Photo PHOTO OLIVIER DION

Le thriller, le roman noir ou encore le suspense ne sont pas morts. Mais les catégories traditionnelles du roman policier sont de plus en plus perméables, pour les auteurs étrangers comme pour les auteurs français. D'autres lignes de fracture, transgenres, apparaissent, qui modèlent le programme des éditeurs pour ce printemps et cet automne. Celui-ci est dans le même temps, de plus en plus, une affaire de femmes. Outre Marie-Caroline Aubert, qui a quitté Le Masque pour remplacer au Seuil Robert Pépin, parti chez Calmann-Lévy, et quelques incursions dans le genre de Marie-Pierre Gracedieu ("Stock noir", à l'automne) et Véronique Cardi ("Escales noires", dès le printemps), de nouvelles éditrices ont pris en charge le secteur, dont nous dressons ici des mini-portraits.
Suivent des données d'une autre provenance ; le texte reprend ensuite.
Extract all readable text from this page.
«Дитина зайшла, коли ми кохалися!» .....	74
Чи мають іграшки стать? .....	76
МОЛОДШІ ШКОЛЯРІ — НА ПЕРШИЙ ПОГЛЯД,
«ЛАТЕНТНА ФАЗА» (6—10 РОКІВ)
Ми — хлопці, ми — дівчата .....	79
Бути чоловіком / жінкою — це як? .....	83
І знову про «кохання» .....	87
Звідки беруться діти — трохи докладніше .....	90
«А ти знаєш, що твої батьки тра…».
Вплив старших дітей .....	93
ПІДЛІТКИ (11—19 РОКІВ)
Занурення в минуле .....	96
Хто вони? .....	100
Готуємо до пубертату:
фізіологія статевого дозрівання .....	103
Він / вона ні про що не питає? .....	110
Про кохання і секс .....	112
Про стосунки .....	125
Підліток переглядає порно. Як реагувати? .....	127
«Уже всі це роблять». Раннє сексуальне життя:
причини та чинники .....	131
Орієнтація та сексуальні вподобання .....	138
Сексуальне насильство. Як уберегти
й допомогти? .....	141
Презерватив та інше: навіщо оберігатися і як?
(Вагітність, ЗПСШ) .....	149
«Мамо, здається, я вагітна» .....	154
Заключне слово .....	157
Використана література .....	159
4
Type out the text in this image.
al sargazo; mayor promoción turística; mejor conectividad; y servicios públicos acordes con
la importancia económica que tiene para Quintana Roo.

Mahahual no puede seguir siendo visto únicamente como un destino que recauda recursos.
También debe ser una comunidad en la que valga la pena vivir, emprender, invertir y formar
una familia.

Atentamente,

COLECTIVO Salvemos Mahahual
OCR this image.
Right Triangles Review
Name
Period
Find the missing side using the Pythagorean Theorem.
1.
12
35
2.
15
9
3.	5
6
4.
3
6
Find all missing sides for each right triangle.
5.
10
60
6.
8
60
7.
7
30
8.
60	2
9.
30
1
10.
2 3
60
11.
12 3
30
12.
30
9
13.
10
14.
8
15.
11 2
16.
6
Du côté des auteurs, onze "gangs" composent aujourd'hui le nouveau visage du polar contemporain.

LES PSYCHOPATHES

Très recherché en librairie par tous les amateurs du genre, le tueur en série qui torture et soumet ses victimes à une cruauté sans égale a de beaux jours devant lui. On retrouve au programme des prochains mois Mr Monster (comme son nom l'indique) de Dan Wells (Sonatine, juin) ; Sonia, l'héroïne de Désordre de Penny Hancock, qui séquestre un adolescent lui rappelant sa jeunesse (Sonatine, octobre) ; un mystérieux tueur qui place la tête d'un chien sur le cadavre décapité d'un prêtre (Le prix de la peur de Chris Carter, Escales noires) ; un tueur en série adepte de Freud, qui torture ses personnes en les obligeant à transgresser des tabous (Tabou de Casey Hill, Escales noires, novembre) ; ou un assassin de petites filles dans Paraphilia de Saffina Desforges (Pôle noir), voire la psychopathe vengeresse de Kjell Eriksson (Gaïa). Il se cache parfois, comme Dexter, le héros de la série télévisée, derrière l'apparence d'un bon père de famille (Un père idéal de Paul Cleave, Le Livre de poche, septembre). Il ressurgit du passé (Rémanence de Jérôme Camut et Nathalie Hug, Le Livre de poche) ou se fait manipuler par les services secrets (Les anonymes de R. J. Ellory, Le Livre de poche). Au risque de finir mal, comme le tortionnaire d'Alex, héroïne du roman du même nom de Pierre Lemaitre (Le Livre de poche, mai).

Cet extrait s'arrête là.